In winter it’s well worth wrapping up to watch thousands of dark-bellied brent geese feeding on the grass in the marshes. Out over ‘The Deeps’ impressive numbers of teal, wigeon, pintail and shoveler can be seen.

This is a great reserve for raptor-watching: peregrines all year, osprey, hobby and red kites in summer, merlin, marsh harrier and short-eared owl in winter.

Blashford Lakes Nature Reserve

Created from flooded gravel pits used for drinking water storage, Blashford Lakes is now a bustling centre of activity for both wildlife and people. Thousands of birds use this site all year round, and with many hides, this is a great destination to bring your family for a wildlife walk, whatever the weather or time of year.

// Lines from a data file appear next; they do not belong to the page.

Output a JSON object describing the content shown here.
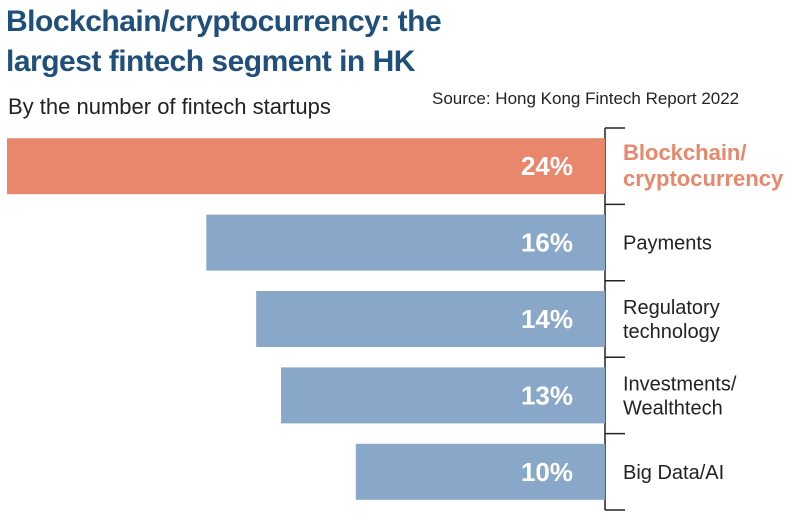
{
  "header": {
    "title_line1": "Blockchain/cryptocurrency: the",
    "title_line2": "largest fintech segment in HK",
    "subtitle": "By the number of fintech startups",
    "source": "Source: Hong Kong Fintech Report 2022"
  },
  "colors": {
    "highlight_bar": "#e8876c",
    "highlight_label": "#e8876c",
    "bar": "#89a7c8",
    "label": "#222222",
    "axis": "#222222"
  },
  "chart_data": {
    "type": "bar",
    "orientation": "horizontal",
    "title": "Blockchain/cryptocurrency: the largest fintech segment in HK",
    "subtitle": "By the number of fintech startups",
    "categories": [
      [
        "Blockchain/",
        "cryptocurrency"
      ],
      [
        "Payments"
      ],
      [
        "Regulatory",
        "technology"
      ],
      [
        "Investments/",
        "Wealthtech"
      ],
      [
        "Big Data/AI"
      ]
    ],
    "values": [
      24,
      16,
      14,
      13,
      10
    ],
    "value_labels": [
      "24%",
      "16%",
      "14%",
      "13%",
      "10%"
    ],
    "unit": "%",
    "highlight_index": 0,
    "xlim": [
      0,
      24
    ],
    "grid": false,
    "legend": "none"
  }
}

Enjoy the unique mix of water habitats across this 200ha reserve, including spectacular views across Ibsley water. Beside the clear, shallow Dockens Water you may see a kingfisher or roe deer. In summer watch the aerial acrobatics of many dragonflies and damselflies, including the downy emerald.

The woods hold year-round interest, including primrose and wild daffodil in spring, warblers in the summer and fungi in autumn. Step inside our woodland hide for close-up views of great tit, chaffinch and the great spotted woodpecker feeding on nuts and seeds.

In winter up to 5,000 wildfowl flock to the lakes including gadwall, goldeneye and goosander.